Monday was another dark day for Kansans hoping to see better state services in the future.
Officials announced that state revenues would come in almost $90 million short of expectations over the next three months of the year — and almost $200 million less than once predicted in the next two budget years.
What’s that mean?
First, the income tax cuts approved by Gov. Sam Brownback and the Legislature in 2012 still aren’t bringing in nearly enough new tax revenue through additional jobs once bravely predicted by Republican lawmakers.
Second, Brownback and the Legislature will have to keep cutting services, borrowing money and/or raising other taxes just to balance the budget.
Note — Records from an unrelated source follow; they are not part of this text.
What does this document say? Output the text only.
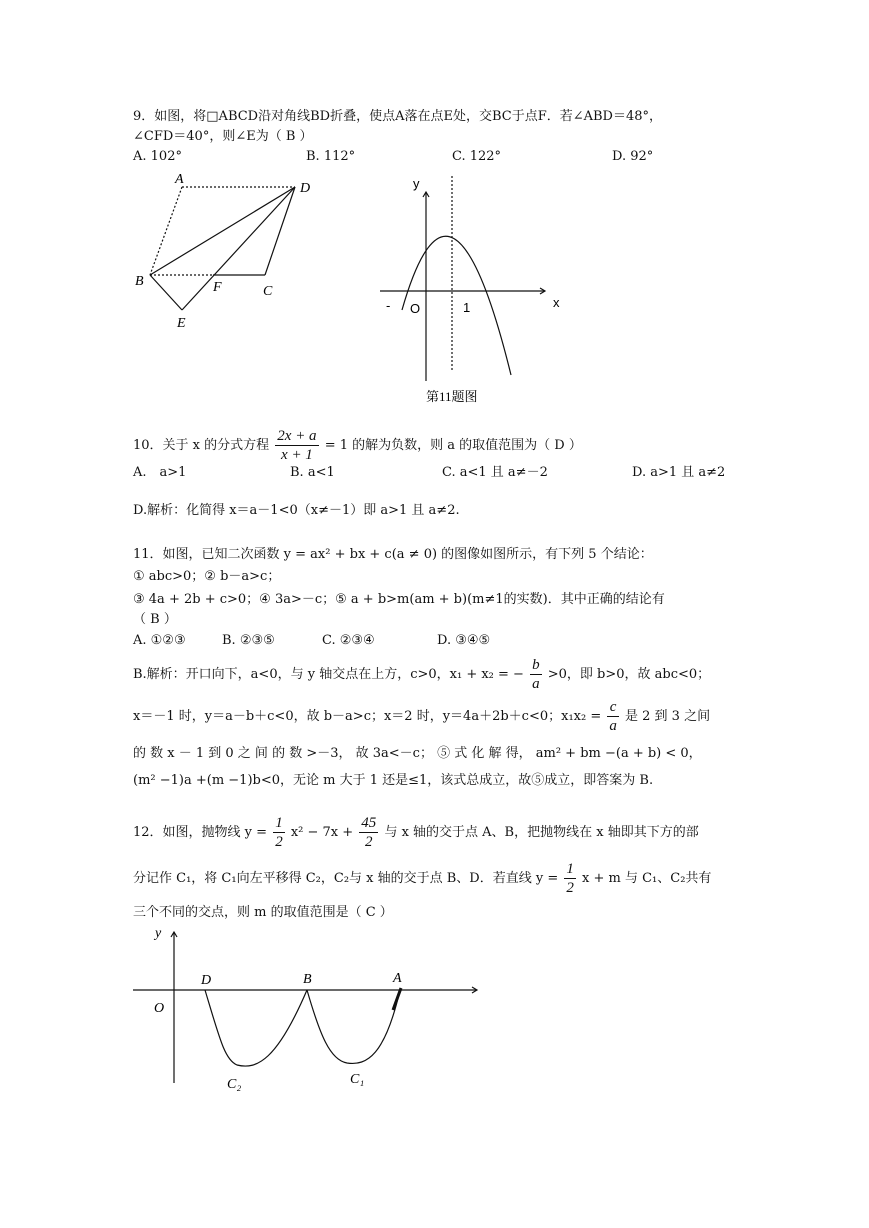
9．如图，将□ABCD沿对角线BD折叠，使点A落在点E处，交BC于点F．若∠ABD＝48°，
∠CFD＝40°，则∠E为（ B ）
A. 102°	B. 112°	C. 122°	D. 92°
A
D
B	F	C
E
y
x
- O	1
第11题图
10．关于 x 的分式方程 $\frac{2x + a}{x + 1} = 1$ 的解为负数，则 a 的取值范围为（ D ）
A.　a>1	B. a<1	C. a<1 且 a≠－2	D. a>1 且 a≠2
D.解析：化简得 x＝a－1<0（x≠－1）即 a>1 且 a≠2.
11．如图，已知二次函数 y = ax² + bx + c(a ≠ 0) 的图像如图所示，有下列 5 个结论：
① abc>0；② b－a>c；
③ 4a + 2b + c>0；④ 3a>－c；⑤ a + b>m(am + b)(m≠1的实数)．其中正确的结论有
（ B ）
A. ①②③	B. ②③⑤	C. ②③④	D. ③④⑤
B.解析：开口向下，a<0，与 y 轴交点在上方，c>0，x₁ + x₂ = − $\frac{b}{a} >0$，即 b>0，故 abc<0；
x＝－1 时，y＝a－b＋c<0，故 b－a>c；x＝2 时，y＝4a＋2b＋c<0；$x_1x_2 = \frac{c}{a}$ 是 2 到 3 之间
的 数 x － 1 到 0 之 间 的 数 >－3， 故 3a<－c； ⑤ 式 化 解 得， am² + bm −(a + b) < 0，
(m² −1)a +(m −1)b<0，无论 m 大于 1 还是≤1，该式总成立，故⑤成立，即答案为 B.
12．如图，抛物线 $y = \frac{1}{2} x^2 - 7x + \frac{45}{2}$ 与 x 轴的交于点 A、B，把抛物线在 x 轴即其下方的部
分记作 C₁，将 C₁向左平移得 C₂，C₂与 x 轴的交于点 B、D．若直线 $y = \frac{1}{2}$ x + m 与 C₁、C₂共有
三个不同的交点，则 m 的取值范围是（ C ）
y
O
D	B	A
C₂	C₁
Funding of K-12 schools just got a little dicier. And will the state have to borrow more from the state’s already-tapped highway fund?
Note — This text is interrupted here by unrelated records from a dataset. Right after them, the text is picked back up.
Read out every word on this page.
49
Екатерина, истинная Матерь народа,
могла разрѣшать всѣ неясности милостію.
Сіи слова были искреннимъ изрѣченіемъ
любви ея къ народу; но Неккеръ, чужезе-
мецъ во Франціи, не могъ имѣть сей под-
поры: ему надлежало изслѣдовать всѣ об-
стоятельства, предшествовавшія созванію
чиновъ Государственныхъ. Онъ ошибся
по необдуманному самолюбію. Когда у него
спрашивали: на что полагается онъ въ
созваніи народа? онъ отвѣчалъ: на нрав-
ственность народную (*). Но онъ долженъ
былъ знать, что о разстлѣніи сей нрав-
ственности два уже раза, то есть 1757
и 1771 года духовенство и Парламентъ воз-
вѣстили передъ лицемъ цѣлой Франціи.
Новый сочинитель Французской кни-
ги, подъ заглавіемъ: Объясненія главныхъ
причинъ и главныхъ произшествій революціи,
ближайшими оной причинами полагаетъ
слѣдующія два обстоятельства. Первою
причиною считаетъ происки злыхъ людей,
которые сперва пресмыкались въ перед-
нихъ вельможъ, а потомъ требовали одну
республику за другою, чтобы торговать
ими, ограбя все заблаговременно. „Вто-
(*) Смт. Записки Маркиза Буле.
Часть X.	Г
Budget director Shawn Sullivan said Monday that Brownback would have a plan to offer by Thursday of this week.
That means lots of state-funded institutions will be holding their breath the next three days.
It’s getting repetitive, but the easy solution to this fiscal crisis is still the best: Roll back the deep income tax cuts that were selectively handed out to some Kansans starting in January 2013.
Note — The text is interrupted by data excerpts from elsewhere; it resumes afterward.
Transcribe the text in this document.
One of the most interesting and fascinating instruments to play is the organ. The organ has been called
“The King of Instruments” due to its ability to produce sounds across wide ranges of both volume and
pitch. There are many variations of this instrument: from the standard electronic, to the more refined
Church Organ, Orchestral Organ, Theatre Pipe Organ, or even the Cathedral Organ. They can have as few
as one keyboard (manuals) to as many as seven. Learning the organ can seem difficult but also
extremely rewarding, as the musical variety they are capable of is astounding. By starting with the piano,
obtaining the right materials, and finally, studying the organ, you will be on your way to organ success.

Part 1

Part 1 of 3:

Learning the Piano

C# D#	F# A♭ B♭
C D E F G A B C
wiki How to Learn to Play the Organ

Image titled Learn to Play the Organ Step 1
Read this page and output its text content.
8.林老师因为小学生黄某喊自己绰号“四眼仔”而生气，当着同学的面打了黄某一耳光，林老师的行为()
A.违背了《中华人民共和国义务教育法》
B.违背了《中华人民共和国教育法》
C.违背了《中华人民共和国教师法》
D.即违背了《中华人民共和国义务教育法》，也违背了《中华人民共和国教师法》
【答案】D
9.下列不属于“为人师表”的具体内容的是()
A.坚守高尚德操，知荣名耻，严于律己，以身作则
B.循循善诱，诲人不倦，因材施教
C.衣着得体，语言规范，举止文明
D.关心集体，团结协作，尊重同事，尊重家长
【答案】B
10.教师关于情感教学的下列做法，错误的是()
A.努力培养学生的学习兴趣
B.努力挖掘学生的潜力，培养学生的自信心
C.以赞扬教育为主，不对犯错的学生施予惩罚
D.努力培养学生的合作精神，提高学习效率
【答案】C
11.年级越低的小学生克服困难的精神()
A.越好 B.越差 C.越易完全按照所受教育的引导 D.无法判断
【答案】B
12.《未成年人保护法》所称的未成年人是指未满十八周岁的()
The numbers that emerged Monday show that revenues still are coming in slower than predicted just five months ago in November. And that was the month that state officials also lowered their previous expectations for state tax receipts.
In short, nothing is going as planned when it comes to prognosticating how much money the state will have on hand to provide strong public services to more than three million Kansans.
Brownback’s great income tax “experiment” is still failing in Kansas.